State of the Art:
Perception comprises automatic target recognition (ATR), tracking, and Simultaneous Localization and Mapping (SLAM) for localization from forward looking sonar and video. For feature extraction there is a significant published bibliography. Dealing with significant background noise and extracting supplementary characteristics regarding their size and shape or even their associated shadows are often required to improve the discriminability. However this kind of features can result in less reliable landmarks that could induce errors.
New generation of high frequency forward looking sonars produce acoustic images with considerably more resolution and higher refresh rates. Harris corner detector is used in combination with a multiscale Gaussian approach to detect features after equalizing the inhomogeneous insonification of the images. However this approach does not provide a description of the feature that guarantees its distinctiveness across other images.
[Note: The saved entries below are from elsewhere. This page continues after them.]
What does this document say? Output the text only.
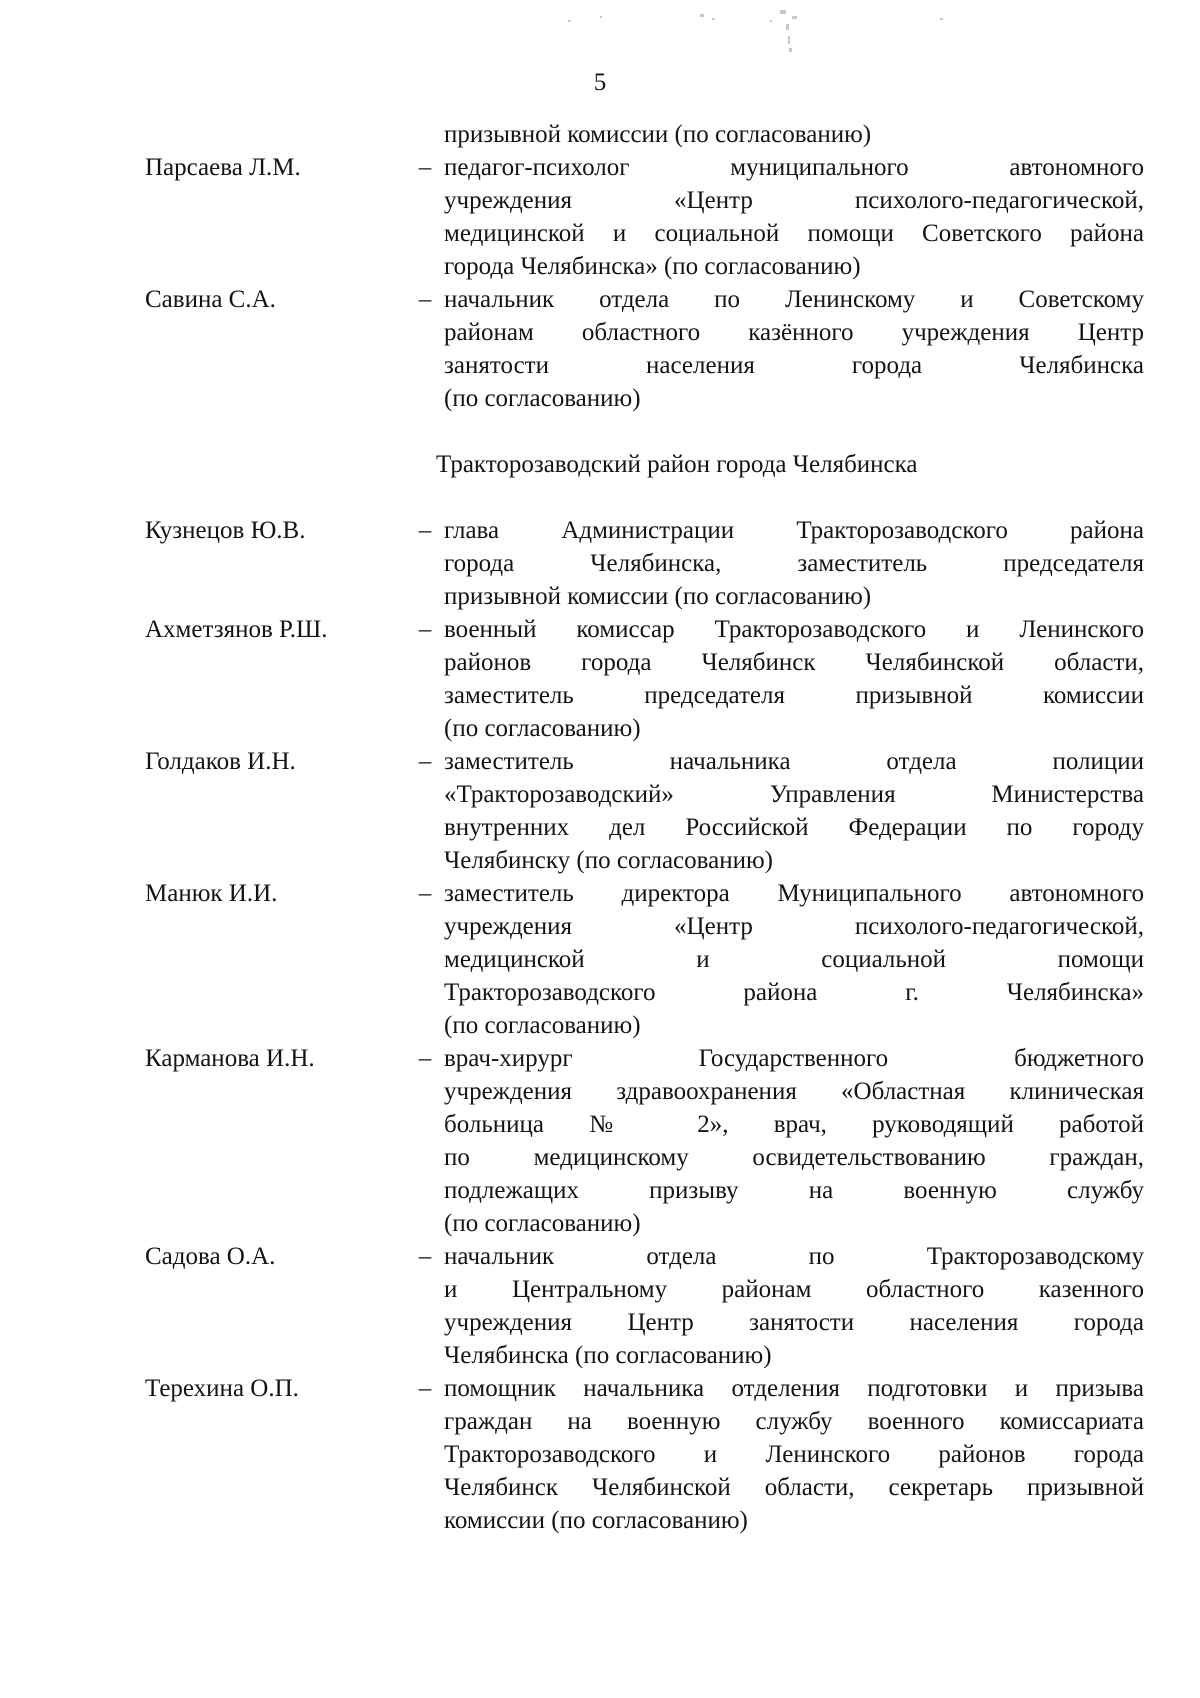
5
призывной комиссии (по согласованию)
Парсаева Л.М.	– педагог-психолог муниципального автономного
учреждения «Центр психолого-педагогической,
медицинской и социальной помощи Советского района
города Челябинска» (по согласованию)
Савина С.А.	– начальник отдела по Ленинскому и Советскому
районам областного казённого учреждения Центр
занятости населения города Челябинска
(по согласованию)
Тракторозаводский район города Челябинска
Кузнецов Ю.В.	– глава Администрации Тракторозаводского района
города Челябинска, заместитель председателя
призывной комиссии (по согласованию)
Ахметзянов Р.Ш.	– военный комиссар Тракторозаводского и Ленинского
районов города Челябинск Челябинской области,
заместитель председателя призывной комиссии
(по согласованию)
Голдаков И.Н.	– заместитель начальника отдела полиции
«Тракторозаводский» Управления Министерства
внутренних дел Российской Федерации по городу
Челябинску (по согласованию)
Манюк И.И.	– заместитель директора Муниципального автономного
учреждения «Центр психолого-педагогической,
медицинской и социальной помощи
Тракторозаводского района г. Челябинска»
(по согласованию)
Карманова И.Н.	– врач-хирург Государственного бюджетного
учреждения здравоохранения «Областная клиническая
больница № 2», врач, руководящий работой
по медицинскому освидетельствованию граждан,
подлежащих призыву на военную службу
(по согласованию)
Садова О.А.	– начальник отдела по Тракторозаводскому
и Центральному районам областного казенного
учреждения Центр занятости населения города
Челябинска (по согласованию)
Терехина О.П.	– помощник начальника отделения подготовки и призыва
граждан на военную службу военного комиссариата
Тракторозаводского и Ленинского районов города
Челябинск Челябинской области, секретарь призывной
комиссии (по согласованию)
Progress beyond the State of the Art:
The principle effort will be to develop improved feature extraction and localization using Probability Hypothesis Density (PHD) filters. The aim is to find a reliable method for automatic feature extraction in acoustic data to make features more discriminable. Features will be used to map geometry in the World Model, and to feed a SLAM algorithm for localization. SLAM map will be initialized with the knowledge of the environment of the underwater oil‐field structures. SLAM is required to correct vehicle position. Together with the map‐based features the on‐board sensors will image natural/artificial unknown features that will feed the SLAM. So, SLAM should be based in the Probabilistic Hypothesis Density filter which it is not constrained to an accurate data association, leading to a persistent autonomous AUV that can be self‐localized even in the presence of false/spurious features.